Rares sont les études qui traitent des concentrations en organoétains dans les eaux urbaines, et plus encore dans les eaux pluviales. (Cornelissen et al. 2008), pour les eaux de ruissellement dans deux ports de Norvège, ont observé des concentrations assez similaires. Ils mentionnent des niveaux dans les gammes 9-185, 8-140, 9-85 ng/L gamme pour TBT, DBT et MBT, respectivement. (Gasperi et al. 2008) ont étudié ces molécules dans les eaux usées du réseau d’assainissement unitaire de la ville de Paris par temps sec et par temps de pluie. Les niveaux observés sont relativement homogènes durant les deux types d’effluents. En effet, par temps sec, les médianes étaient de < 5, 15, 20 ng/L pour TBT, DBT et MBT, respectivement, alors qu’elles étaient de <5, 16, 28 ng/L pour TBT, DBT et MBT, pendant les périodes de temps de pluie (Gasperi et al. 2008). Par comparaison avec les niveaux observés dans les eaux pluviales au cours de cette étude, on peut remarquer que, quel que soit le composé considéré, nos niveaux sont significativement plus élevés que ceux du réseau d’assainissement unitaire parisien. Toutefois, il est important de mentionner Flux et sources de polluants prioritaires dans les eaux urbaines en lien avec l’usage du territoire que (Gasperi et al. 2008) ont effectués leurs analyses sur l’échantillon brut, ce qui pourrait expliquer les niveaux relativement bas qu’ils ont observés. Les concentrations pourraient avoir été sousestimées comme nous l’avons évoqué précédemment lors de la comparaison de l’analyse séparée (D+P) et celle de l’analyse de l’échantillon brut (T).

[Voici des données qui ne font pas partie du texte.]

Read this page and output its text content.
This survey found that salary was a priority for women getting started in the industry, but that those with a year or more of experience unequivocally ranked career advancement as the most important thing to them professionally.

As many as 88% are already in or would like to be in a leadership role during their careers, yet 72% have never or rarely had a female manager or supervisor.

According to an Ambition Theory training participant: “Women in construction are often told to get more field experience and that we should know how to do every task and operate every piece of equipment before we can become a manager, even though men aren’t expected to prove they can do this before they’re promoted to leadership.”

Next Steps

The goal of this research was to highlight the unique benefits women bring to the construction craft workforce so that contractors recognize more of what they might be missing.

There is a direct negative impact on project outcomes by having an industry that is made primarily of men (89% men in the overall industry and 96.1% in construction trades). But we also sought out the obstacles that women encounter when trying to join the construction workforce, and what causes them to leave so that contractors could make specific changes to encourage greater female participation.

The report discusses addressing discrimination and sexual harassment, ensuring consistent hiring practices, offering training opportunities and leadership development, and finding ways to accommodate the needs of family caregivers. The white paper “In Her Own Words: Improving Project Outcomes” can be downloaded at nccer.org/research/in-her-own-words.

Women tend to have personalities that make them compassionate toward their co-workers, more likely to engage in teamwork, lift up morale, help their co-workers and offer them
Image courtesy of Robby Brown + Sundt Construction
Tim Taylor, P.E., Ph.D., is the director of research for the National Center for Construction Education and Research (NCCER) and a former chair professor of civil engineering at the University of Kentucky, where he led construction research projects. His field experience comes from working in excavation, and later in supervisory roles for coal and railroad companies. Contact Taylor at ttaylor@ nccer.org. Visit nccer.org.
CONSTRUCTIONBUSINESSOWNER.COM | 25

Les apports de ces composés en réseau d’assainissement pourraient provenir de leurs usages industriels (isolant, biocide, catalyseur, agents de conservation pour le bois, etc.) ou du relargage des tuyaux en PVC (Fromme et al. 2005). Ils sont présents dans les conduites d’eau, les matériaux d’emballage alimentaire, les revêtements de verre, mousses de polyuréthane et de nombreux autres produits de consommation (Fromme et al. 2005; Cornelissen et al. 2008). Le rapport entre les deux produits de dégradation du TBT et le TBT lui-même, (MBT + DBT) / TBT, a été utilisé pour obtenir des informations sur les sources des organoétains et leur degré de dégradation, sachant que la demi-vie du TBT est de l’ordre de l’année à la dizaine d’années (Cornelissen et al. 2008).

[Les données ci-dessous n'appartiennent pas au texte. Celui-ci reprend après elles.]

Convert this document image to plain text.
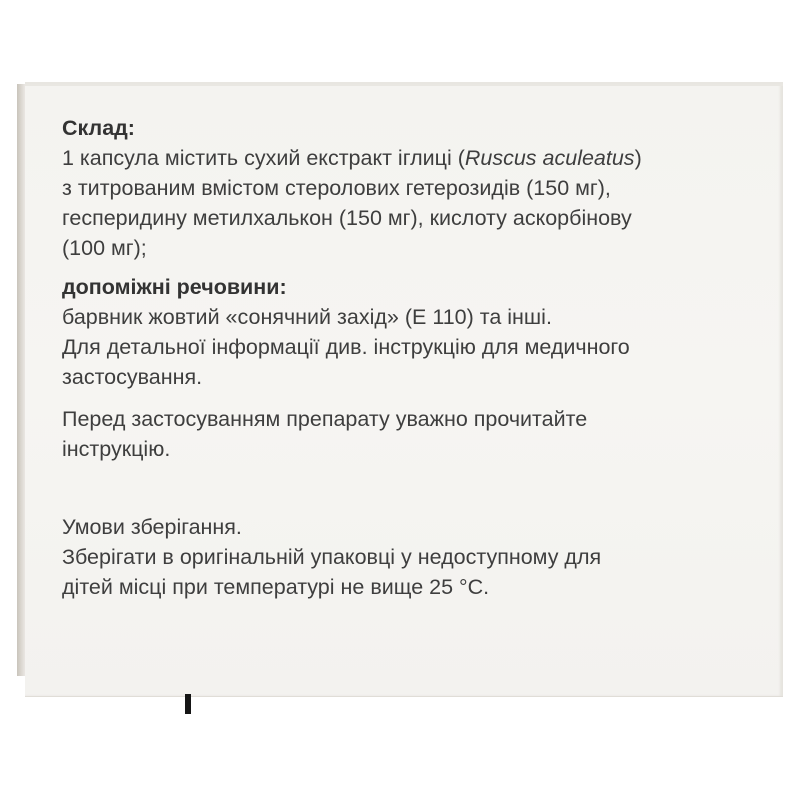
Склад:

1 капсула містить сухий екстракт іглиці (Ruscus aculeatus)

з титрованим вмістом стеролових гетерозидів (150 мг),

гесперидину метилхалькон (150 мг), кислоту аскорбінову

(100 мг);

допоміжні речовини:

барвник жовтий «сонячний захід» (Е 110) та інші.

Для детальної інформації див. інструкцію для медичного

застосування.

Перед застосуванням препарату уважно прочитайте

інструкцію.

Умови зберігання.

Зберігати в оригінальній упаковці у недоступному для

дітей місці при температурі не вище 25 °С.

Dans nos échantillons, nous avons observé des niveaux de MBT et DBT dans les eaux pluviales qui dépassent les niveaux de TBT. Comme il n’y a pas d’accumulation de sédiments dans les canalisations des réseaux pluviaux, qui pourraient être remis en suspension durant un orage, la dégradation du TBT peut être négligée. Les niveaux de MBT et DBT proviennent plus d’un apport excessif de ces deux composés que d’une dégradation de TBT. Par conséquent, cela témoigne d’émissions locales. La source la plus probable d’émission de MBT et DBT serait des canalisations en PVC, connues pour contenir du MBT et du DBT à 5-20 g/kg (Hoch 2001).

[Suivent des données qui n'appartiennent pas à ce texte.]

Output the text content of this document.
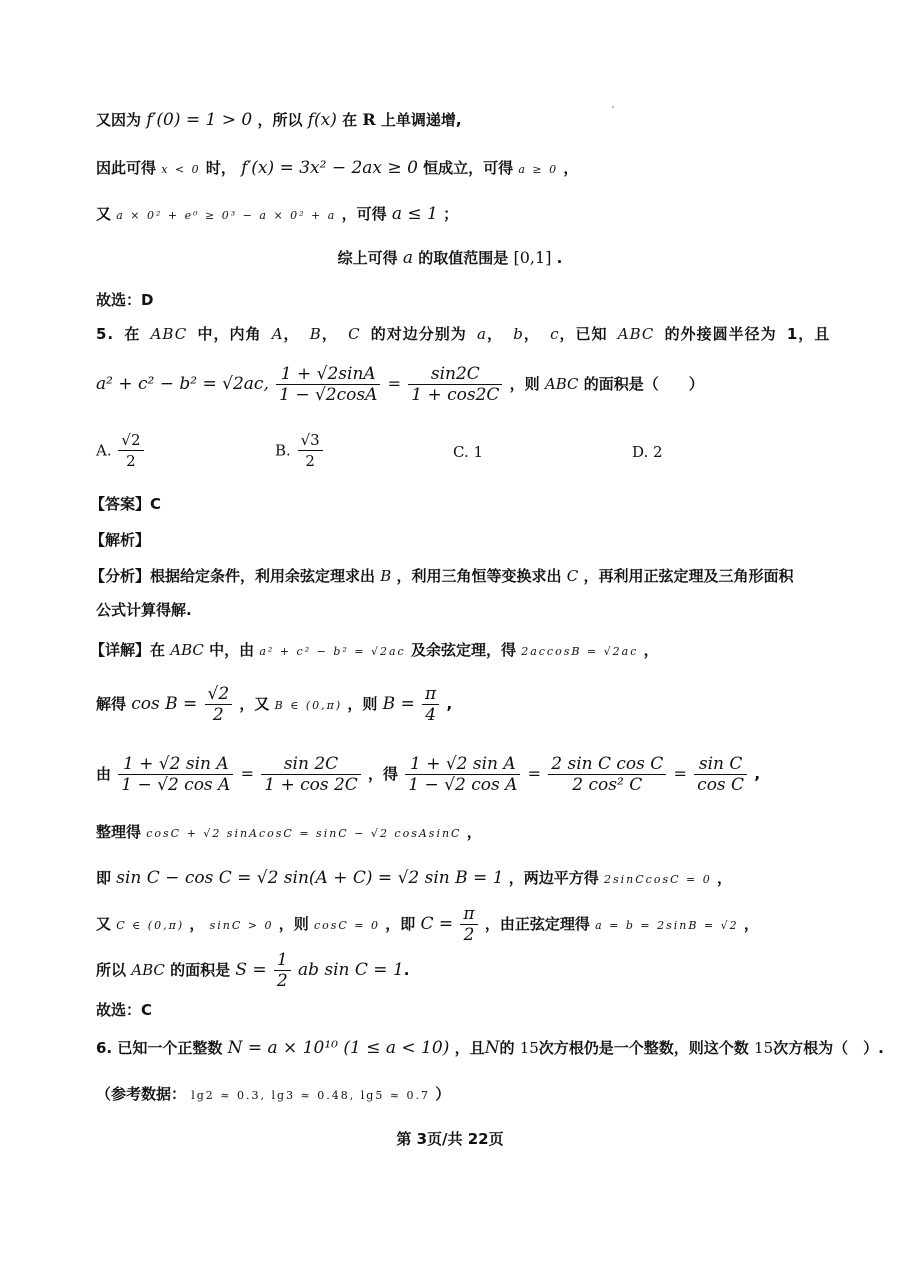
又因为 f′(0) = 1 > 0 ，所以 f(x) 在 R 上单调递增,
因此可得 x < 0 时， f′(x) = 3x² − 2ax ≥ 0 恒成立，可得 a ≥ 0 ，
又 a × 0² + e⁰ ≥ 0³ − a × 0² + a ，可得 a ≤ 1 ；
综上可得 a 的取值范围是 [0,1] .
故选：D
5. 在 ABC 中，内角 A， B， C 的对边分别为 a， b， c，已知 ABC 的外接圆半径为 1，且
a² + c² − b² = √2ac, $\frac{1 + √2\sin A}{1 - √2\cos A} = \frac{\sin 2C}{1 + \cos 2C}$ ，则 ABC 的面积是（　　）
A. $\frac{√2}{2}$	B. $\frac{√3}{2}$	C. 1	D. 2
【答案】C
【解析】
【分析】根据给定条件，利用余弦定理求出 B ，利用三角恒等变换求出 C ，再利用正弦定理及三角形面积
公式计算得解.
【详解】在 ABC 中，由 a² + c² − b² = √2ac 及余弦定理，得 2accosB = √2ac ，
解得 $\cos B = \frac{√2}{2}$ ，又 B ∈ (0,π) ，则 $B = \frac{\pi}{4}$ ,
由 $\frac{\text{1 + √2 sin A}}{\text{1 − √2 cos A}} = \frac{\sin 2C}{1 + \cos 2C}$ ，得 $\frac{\text{1 + √2 sin A}}{\text{1 − √2 cos A}} = \frac{\text{2 sin C cos C}}{\text{2 cos² C}} = \frac{\text{sin C}}{\text{cos C}}$ ,
整理得 cosC + √2 sinAcosC = sinC − √2 cosAsinC ，
即 sin C − cos C = √2 sin(A + C) = √2 sin B = 1 ，两边平方得 2sinCcosC = 0 ，
又 C ∈ (0,π) ， sinC > 0 ，则 cosC = 0 ，即 $C = \frac{\pi}{2}$ ，由正弦定理得 a = b = 2sinB = √2 ，
所以 ABC 的面积是 $S = \frac{1}{2}$ ab sin C = 1.
故选：C
6. 已知一个正整数 N = a × 10¹⁰ (1 ≤ a < 10) ，且N的 15次方根仍是一个整数，则这个数 15次方根为（　）.
（参考数据： lg2 ≈ 0.3, lg3 ≈ 0.48, lg5 ≈ 0.7 ）
第 3页/共 22页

Les concentrations médianes des TBT, DBT et MBT dans les eaux usées unitaires sont respectivement 17, < LD et <LD ng/L (Tableau 52). Par contre, pour le réseau séparatif, les concentrations sont beaucoup plus élevées : 83, 62 et 21 ng/L pour TBT, DBT et MBT. Ces concentrations sont comparables aux valeurs médianes observées dans la littérature. Les concentrations issues de rejets de STEP, mesurées à l’occasion du projet 3RSDE, renfermaient 30, 90 et 60 ng/L respectivement pour TBT, DBT et MBT (Greaud-Hoveman et al. 2008).
HAP
La concentration médiane de la somme des 16 HAP ainsi que les concentrations médianes individuelles, dans les eaux pluviales, sont rassemblées dans le Tableau 53. La somme des 16 HAP est du même ordre de grandeur pour les trois sites ; les concentrations médianes s’échelonnent entre 1 327 et 2 922 ng/L. La variabilité temporelle semble plus forte que la variabilité spatiale. Il existe un facteur 7 à 8 entre les valeurs minimales et maximales observées sur chacun des sites.
Au sein d’une même matrice, on retrouve des distributions relativement homogènes. Une variabilité plus faible serait toutefois observée sur les échantillons provenant du réseau séparatif. La proportion de HAP lourds pourrait discriminer les eaux usées du réseau unitaire de celles du réseau séparatif. La présence moindre de HAP lourds dans les eaux usées du réseau séparatif s’expliquerait par sa non-contamination par le ruissellement de chaussées, riche en HAP lourds. Une ACP confirme ces observations pour les EUTS-unitaire (EUU) et les EUTS-séparatif (EUS), où aucune distinction véritablement significative ne se dégage (Figure 109).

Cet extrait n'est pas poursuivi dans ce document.